第26話 悪夢のおわり

 


 ーービギィィァアッ


「ぐぅはぅぅうーー‼︎」


 空間が軋む、薄氷を砕くような音が聞こえた。


 視界を覆い尽くすのは青紫色のひかり。


 間違いなく直撃してるはずの光線に生きた心地がしない。けれども、死んだ気もしない。


 まったく痛みは感じなかった。


 俺がそんなことを思考する隙間に入ってきた叫び声は、俺を我に返らせる。


 すぐかたわらで顔面から血を吐いて叫ぶ男。

 声は聞こえているのか、いないのかわからない。


 何せ眩しくて、うるさすぎて聴覚がイかれている。


 それゆえにシバケンが天上から降り注ぐ高密度の熱量を、杖一本で受け止めていたのに気づくのが一瞬遅れたのだ。


 光が収まると同時ーー。


 震える手で杖とステッキをとり落とし、シバケンが脱力して崩れ落ちた。


「ぁ、ぁ、くぞ、すま、ねぇ、一回ぼう、ぎょ、でせい、いっぱいだ……」

「おま、お前、格好つけやがってッ‼︎」


 空からゆっくりと降りてくるエイメンダースから距離を取り、抱えたシバケンを避難させ、地面に下ろす。


「もう休め、お前の仕事はお終いだ。あとはおっさんに任せておけ」


 キランと歯を光らせて怪我人に安心感を与える。


「ぐ、ぐはッ‼︎ ……歳上ぶりやがって……」


 最後まで減らず口を叩くシバケンにニコリと笑いかけ、俺は背を向けて立った。


 背中に背負った彼の愛刀、拝虞はいぐうを歩行杖がわりに左手に握り、降臨する神様ごっこをするエイメンダースへ歩み寄る。

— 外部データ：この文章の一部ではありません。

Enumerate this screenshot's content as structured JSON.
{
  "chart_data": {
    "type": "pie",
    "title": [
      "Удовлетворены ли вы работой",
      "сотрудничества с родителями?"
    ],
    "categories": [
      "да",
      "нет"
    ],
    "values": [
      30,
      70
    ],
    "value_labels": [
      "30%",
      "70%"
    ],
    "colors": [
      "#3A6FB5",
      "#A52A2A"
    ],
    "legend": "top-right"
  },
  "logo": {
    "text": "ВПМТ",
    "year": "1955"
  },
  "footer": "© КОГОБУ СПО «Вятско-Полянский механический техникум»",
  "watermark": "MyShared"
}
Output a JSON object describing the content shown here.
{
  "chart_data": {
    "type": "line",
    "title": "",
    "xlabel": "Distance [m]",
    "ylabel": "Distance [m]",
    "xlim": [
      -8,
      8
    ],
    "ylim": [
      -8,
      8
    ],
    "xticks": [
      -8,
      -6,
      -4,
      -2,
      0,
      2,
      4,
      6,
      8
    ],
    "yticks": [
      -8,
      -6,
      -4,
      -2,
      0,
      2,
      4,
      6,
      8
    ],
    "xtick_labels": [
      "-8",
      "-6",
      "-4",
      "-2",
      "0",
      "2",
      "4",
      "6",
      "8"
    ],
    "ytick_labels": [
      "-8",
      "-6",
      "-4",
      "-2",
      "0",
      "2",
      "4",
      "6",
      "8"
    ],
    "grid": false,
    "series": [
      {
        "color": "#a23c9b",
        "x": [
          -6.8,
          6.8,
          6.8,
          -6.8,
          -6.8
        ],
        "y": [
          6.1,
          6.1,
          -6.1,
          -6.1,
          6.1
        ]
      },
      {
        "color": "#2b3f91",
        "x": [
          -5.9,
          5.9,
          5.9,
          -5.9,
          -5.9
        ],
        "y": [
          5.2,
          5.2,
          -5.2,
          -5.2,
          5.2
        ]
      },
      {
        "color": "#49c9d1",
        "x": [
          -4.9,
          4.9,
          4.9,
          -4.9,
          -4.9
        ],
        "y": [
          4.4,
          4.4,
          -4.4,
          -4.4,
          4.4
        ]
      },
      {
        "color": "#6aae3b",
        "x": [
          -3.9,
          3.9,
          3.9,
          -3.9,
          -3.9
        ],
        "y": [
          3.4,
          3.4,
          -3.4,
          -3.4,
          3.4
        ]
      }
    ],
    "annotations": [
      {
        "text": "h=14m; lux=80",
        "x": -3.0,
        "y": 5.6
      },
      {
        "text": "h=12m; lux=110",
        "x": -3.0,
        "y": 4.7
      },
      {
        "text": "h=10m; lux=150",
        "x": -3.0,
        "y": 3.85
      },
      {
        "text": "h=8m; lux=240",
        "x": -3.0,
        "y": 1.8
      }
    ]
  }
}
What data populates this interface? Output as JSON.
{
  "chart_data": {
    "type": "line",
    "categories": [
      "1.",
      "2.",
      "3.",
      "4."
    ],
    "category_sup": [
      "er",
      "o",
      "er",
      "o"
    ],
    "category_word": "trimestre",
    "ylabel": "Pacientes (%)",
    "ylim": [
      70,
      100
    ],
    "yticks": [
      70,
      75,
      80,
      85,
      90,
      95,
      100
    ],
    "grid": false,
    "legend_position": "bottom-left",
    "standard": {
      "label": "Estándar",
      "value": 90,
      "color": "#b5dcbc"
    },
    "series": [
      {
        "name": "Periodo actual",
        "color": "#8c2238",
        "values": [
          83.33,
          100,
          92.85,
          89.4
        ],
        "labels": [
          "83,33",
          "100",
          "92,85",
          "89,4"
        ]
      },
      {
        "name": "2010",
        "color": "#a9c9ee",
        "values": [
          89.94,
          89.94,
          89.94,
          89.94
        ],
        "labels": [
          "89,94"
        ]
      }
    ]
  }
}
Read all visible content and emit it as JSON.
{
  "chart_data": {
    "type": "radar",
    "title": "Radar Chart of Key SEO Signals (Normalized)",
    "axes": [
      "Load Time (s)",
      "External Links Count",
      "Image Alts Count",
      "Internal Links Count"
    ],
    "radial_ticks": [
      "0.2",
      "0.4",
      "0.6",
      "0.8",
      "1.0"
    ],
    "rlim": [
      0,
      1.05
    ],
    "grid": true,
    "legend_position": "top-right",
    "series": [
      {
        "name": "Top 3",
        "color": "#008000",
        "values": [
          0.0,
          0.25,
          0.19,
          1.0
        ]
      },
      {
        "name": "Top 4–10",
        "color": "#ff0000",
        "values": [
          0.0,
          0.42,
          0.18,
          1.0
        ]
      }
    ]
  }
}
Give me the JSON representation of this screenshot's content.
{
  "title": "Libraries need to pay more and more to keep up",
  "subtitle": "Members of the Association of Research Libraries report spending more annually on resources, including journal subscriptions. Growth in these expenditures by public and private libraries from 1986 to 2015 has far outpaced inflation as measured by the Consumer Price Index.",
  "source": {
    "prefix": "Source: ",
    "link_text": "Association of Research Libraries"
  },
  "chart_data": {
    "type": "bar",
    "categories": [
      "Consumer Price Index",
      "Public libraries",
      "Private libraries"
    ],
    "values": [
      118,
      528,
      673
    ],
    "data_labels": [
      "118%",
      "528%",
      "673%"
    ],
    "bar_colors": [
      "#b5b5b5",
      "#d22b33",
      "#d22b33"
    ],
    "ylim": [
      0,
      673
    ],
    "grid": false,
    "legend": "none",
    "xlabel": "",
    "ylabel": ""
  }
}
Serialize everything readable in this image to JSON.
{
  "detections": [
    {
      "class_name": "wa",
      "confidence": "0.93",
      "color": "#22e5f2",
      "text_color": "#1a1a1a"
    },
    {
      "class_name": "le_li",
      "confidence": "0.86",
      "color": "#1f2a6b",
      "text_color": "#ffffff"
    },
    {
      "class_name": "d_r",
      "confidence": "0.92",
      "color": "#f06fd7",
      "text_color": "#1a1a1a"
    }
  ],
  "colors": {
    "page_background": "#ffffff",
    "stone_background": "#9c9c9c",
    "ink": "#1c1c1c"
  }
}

「頼れる仲間もダウン、残るは片足が使い物にならない老いたジジィ」


 自虐的に現状を述べてみた。


「相手はなんだ。謎の光線を吐き、宙空を自在に舞い、かの拳者アダム・ハムスタから一本取る武を身につけた怪物か?」

「グルドォォォォ‼︎」


 おぞましい雄叫び。


 本能的に相手を萎縮させる効果でもあるのだろうか?


 自分がわずかに怖気を感じている事に驚く。


「なるほど、怖がっていたから不覚をとった、か」

「グルドォォオォォオッ‼︎」


 エイメンダースは叫びながら、二足歩行のすり足で近寄ってくる。

 六メートルあるジジイが、そんな事をしてくるのだから、怖くない方がおかしいか。


 恐怖を感じるのは人の純粋な感情だ。

 何も悪い事じゃない。

 だが、老いてベテランを気取ってた俺には相性のよくない気持ちではあった。


 だからこそ、思考、判断にわずかな気の迷いが生じたのだ。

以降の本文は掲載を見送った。